Posts Tagged ‘concrete poetry’

easter wings

February 9, 2009

herbert

George Herbert, Easter Wings/ The Temple (1633)

More about historical visual poetry:  How do we define Visual Poetry (and letter-inspired art) by Phillip John Usher

“Our understanding of visual poetry means that words and letters become plastic; they are (perhaps) also signifiers, but they are first and foremost objects: they “are” before they “mean,” suggesting they take on a life of their own. And yet words and letters never totally escape their linguistic sounds and meanings-hence the games our mind plays when we view visual poetry, caught-as it is-between different ways of viewing. It’s a bifurcated road: should I read, or should I see? How do letters and words get in the way? How do they confuse (in the strongest sense) the image?” 

word and image are one

January 8, 2009
wordandimageareone - visual poem - sigrid jones

wordandimageareone - by sigrid jones

I don’t play digital games, but I do like to play with digital tools. In the recent holidays I was playing around with some more poetry generators, which I found online. 

My favorite outcome is this visual poem, which I created with the composer on RoboType. This is a great little online tool for creating visual poems with four classic types of font. “Robotype, a type comoposer, that allows playing with letters as graphic elements, exploring each one of the forms, something so extended as typography, draw, design, compose, create.” It allows you more control over the image  than this concrete poetry generator which I posted about here. I guess, if you know how to use design software you can do things like this elsewhere, but I don’t, so I think it is a nifty little tool, and easy to work with so that it could be also used by children. (I just could not figure out how to upload images on the web gallery.) I hope I will find the time to use this generator more often.

The text is based on a quote by dadaist and later mystic Hugo Ball, from his “Dada Fragments” from 1916 “the image and word are one”. Visual poems have been created before, but the dadaists were this first group of people to really explore and experiment with words and letters liberated from their context. When I was a teenager two boys tried to woo me with poems, one used a medieval minne somg, the other one Kurt Schwitters’ Anna Blume. Dada won.
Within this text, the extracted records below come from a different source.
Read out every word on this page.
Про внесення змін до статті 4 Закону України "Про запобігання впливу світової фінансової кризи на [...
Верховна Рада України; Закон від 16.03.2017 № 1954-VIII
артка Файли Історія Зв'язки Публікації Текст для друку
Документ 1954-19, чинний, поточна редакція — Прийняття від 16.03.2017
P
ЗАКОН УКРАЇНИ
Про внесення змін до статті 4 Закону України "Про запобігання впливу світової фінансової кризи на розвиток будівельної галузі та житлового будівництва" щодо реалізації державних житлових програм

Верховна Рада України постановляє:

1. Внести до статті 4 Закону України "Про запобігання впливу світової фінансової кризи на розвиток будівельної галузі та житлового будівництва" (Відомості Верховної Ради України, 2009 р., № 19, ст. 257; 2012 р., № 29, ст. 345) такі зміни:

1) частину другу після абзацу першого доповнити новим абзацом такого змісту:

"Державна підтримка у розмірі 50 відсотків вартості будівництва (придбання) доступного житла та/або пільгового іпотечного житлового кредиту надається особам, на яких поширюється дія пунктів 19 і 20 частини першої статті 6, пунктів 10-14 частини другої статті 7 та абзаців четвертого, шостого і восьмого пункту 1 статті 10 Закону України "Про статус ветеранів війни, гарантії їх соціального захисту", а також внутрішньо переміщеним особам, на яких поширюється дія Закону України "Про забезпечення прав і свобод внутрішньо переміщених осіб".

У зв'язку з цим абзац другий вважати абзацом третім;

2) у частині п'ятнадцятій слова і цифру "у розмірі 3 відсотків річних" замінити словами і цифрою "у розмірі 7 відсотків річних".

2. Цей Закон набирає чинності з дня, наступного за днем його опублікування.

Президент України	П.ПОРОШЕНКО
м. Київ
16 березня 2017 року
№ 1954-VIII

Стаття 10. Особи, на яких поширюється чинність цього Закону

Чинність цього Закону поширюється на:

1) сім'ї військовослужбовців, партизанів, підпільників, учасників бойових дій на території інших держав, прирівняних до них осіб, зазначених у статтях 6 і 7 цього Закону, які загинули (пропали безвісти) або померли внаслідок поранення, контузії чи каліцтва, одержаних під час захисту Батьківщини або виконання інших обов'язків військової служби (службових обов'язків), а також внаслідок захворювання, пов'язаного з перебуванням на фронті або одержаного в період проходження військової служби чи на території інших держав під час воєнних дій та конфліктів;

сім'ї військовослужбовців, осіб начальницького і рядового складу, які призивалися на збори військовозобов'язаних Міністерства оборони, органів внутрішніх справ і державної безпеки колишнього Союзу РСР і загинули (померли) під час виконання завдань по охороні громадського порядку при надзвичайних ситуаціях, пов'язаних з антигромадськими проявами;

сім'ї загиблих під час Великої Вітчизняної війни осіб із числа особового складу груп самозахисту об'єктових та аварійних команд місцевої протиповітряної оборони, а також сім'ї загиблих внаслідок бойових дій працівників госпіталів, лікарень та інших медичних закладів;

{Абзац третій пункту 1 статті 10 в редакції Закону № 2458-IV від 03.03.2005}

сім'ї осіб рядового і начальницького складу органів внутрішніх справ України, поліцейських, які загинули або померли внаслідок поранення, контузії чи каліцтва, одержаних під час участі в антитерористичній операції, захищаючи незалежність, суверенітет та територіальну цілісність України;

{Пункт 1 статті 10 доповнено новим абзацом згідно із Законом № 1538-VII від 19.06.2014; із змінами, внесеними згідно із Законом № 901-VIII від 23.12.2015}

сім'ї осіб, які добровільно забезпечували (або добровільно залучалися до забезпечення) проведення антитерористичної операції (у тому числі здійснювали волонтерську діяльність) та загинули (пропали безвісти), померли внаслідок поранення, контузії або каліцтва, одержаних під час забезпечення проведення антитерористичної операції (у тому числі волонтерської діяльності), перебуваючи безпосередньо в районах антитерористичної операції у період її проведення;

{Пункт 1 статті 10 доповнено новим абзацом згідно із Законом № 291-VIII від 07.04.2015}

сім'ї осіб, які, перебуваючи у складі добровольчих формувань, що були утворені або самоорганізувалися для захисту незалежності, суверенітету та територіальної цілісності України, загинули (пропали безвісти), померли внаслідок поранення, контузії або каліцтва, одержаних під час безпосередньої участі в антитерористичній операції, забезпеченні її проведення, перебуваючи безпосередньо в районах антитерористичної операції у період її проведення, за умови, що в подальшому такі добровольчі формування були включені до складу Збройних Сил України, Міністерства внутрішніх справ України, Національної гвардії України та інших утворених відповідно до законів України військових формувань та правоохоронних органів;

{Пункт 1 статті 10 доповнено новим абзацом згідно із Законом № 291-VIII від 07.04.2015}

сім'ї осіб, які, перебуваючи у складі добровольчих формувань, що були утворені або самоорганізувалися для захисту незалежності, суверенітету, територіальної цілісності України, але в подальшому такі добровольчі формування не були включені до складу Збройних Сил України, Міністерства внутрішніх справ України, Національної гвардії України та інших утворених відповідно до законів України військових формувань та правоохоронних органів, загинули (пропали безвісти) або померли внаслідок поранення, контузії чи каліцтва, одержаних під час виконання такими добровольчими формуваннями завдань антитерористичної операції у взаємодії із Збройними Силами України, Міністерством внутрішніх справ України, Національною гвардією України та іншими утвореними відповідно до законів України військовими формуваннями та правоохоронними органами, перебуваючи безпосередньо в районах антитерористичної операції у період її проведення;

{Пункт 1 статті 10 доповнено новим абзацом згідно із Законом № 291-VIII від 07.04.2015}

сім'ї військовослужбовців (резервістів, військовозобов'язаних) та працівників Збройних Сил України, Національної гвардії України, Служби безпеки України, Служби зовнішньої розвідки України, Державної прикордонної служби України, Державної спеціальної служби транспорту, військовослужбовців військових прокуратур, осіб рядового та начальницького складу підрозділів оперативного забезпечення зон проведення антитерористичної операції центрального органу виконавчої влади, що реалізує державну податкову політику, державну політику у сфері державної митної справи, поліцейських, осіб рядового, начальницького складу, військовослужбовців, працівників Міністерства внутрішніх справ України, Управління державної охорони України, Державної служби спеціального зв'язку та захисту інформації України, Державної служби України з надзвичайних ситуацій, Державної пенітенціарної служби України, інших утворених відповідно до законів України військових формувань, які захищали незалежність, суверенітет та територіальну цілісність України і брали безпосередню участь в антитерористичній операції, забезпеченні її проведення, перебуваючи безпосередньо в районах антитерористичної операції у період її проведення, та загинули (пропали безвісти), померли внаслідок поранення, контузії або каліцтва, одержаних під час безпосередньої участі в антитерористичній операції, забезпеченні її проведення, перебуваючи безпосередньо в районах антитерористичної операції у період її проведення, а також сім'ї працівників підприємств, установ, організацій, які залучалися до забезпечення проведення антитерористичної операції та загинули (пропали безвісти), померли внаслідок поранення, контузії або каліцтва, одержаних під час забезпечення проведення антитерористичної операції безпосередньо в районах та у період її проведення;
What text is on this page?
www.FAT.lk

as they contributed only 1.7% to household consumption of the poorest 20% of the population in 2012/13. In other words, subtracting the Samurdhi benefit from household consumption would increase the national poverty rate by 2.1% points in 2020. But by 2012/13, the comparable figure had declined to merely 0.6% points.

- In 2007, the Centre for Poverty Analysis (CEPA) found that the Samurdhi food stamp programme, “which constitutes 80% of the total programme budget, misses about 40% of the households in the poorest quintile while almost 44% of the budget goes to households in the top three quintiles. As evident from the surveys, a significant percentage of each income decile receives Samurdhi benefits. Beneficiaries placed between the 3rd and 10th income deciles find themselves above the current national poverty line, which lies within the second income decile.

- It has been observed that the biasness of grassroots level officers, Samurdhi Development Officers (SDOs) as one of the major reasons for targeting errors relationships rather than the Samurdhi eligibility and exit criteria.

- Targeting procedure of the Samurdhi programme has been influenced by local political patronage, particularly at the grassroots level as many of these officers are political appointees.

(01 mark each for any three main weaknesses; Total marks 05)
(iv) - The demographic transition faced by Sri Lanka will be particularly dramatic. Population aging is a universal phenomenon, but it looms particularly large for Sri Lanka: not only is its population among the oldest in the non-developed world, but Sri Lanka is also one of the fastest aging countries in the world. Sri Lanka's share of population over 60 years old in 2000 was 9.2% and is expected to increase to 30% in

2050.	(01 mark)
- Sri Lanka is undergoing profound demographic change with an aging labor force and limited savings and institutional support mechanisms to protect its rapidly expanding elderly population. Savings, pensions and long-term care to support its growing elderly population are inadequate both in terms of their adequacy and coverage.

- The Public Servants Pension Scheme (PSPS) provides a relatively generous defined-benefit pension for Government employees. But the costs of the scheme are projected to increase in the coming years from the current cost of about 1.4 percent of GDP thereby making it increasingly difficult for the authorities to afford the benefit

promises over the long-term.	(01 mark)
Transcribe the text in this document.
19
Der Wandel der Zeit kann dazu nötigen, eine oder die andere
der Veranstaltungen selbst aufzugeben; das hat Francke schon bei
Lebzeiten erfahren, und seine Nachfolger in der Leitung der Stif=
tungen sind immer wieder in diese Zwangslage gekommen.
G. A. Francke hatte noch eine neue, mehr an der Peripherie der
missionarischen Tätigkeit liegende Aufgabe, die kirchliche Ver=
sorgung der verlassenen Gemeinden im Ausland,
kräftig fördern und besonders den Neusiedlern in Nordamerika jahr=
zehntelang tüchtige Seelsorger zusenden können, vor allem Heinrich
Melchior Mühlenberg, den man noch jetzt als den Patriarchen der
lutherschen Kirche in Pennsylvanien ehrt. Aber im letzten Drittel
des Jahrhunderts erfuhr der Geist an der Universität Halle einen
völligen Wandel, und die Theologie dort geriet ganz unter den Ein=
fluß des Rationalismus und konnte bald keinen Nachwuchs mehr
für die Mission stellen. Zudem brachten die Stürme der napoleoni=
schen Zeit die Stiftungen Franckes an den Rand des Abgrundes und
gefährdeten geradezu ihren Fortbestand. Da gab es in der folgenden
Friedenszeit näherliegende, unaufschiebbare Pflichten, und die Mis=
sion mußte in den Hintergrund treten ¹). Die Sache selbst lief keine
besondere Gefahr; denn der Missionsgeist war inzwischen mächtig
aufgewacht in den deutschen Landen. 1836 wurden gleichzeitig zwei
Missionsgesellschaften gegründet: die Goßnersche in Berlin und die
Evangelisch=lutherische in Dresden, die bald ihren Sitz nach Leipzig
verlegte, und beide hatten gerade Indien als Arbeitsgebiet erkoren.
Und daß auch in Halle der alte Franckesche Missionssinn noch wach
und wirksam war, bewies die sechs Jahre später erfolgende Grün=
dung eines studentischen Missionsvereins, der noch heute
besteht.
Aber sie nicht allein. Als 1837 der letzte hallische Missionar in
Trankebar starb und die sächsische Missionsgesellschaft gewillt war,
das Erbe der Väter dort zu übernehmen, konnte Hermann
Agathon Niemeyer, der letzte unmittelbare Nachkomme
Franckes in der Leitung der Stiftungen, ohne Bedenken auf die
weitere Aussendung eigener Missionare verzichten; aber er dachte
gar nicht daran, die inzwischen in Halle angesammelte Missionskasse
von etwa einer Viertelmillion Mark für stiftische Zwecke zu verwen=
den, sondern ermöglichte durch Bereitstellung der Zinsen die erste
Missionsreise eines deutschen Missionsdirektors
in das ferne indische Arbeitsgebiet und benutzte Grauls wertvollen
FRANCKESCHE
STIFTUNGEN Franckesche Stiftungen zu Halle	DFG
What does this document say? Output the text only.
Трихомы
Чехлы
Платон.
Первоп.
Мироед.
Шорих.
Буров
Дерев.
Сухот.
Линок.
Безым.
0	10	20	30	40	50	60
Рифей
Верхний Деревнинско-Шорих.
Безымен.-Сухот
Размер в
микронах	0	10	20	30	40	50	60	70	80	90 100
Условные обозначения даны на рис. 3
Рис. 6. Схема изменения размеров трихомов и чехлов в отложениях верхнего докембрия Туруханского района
The poetry generator is based on a project, which turned Schwitters’ book Die Scheuche. Märchen (created with Käte Steinitz & Theo van Doesburg) into an online interactive story book, or game in Flash. You could say it is a very different kind of alphabet book. I would like to know what kids make of it.

concrete pot

July 17, 2008

At the UKLA conference in Liverpool somebody asked me about my favourite Austrian poet. I have never been asked this question before; I think this is something only a British scholar would ask. My answer was Ernst Jandl, who of course is not really known outside the German speaking world, as poems, and especially his poems are virtually impossible to translate, although this book “Reft and Light” might provide a start. His work includes everything that has been called ‘experimental poetry’ exploring the limits of language though visual poetry, sound poetry, concrete poetry and more. Born in 1925, as a young man, even though he tried to avoid it, he was drafted to fight in the Second World war as soon as he left school, and eventually ended as a prisoner of war in Britain, from where he returned in 1946. He remained radically anti-war and anti-fascist all his life. After the war he completed his studies and worked as a teacher for German and English. He meticulously planned and choreographed his readings, which were very popular, sometimes including music. He loved Jazz, but also was an early fan of Rap and Hip Hop, as he liked to draw on the language of the ordinary, the people. Many of my favourite Jandl poems are deceptively simple, you could say minimalist, and often they are absurdly funny. Some poems, as this one, were written in English :

i love concrete 
i love pottery  
but i’m not 
a concrete pot.

In the seventies he started to write poems in what he called “heruntergekommenen Sprachen” – in a “deranged” or “degenerate language” – grammatically incorrect, or simplified language, as foreign workers and speakers of German might speak. I remembered his ‘deranged language’ when I was thinking about lolcat language, and I am hoping to find the time to write something about Jandl and Lolcats in the future. In a way his deliberate attempt to deconstruct, to dismantle language was a bit like lolspeak. I bet he would have enjoyed lolcats. Somewhere I read, that attempts to write lolspek in German have failed. They should just have a look at Jandl’s poetry – he’s invented it, before lolcats were born.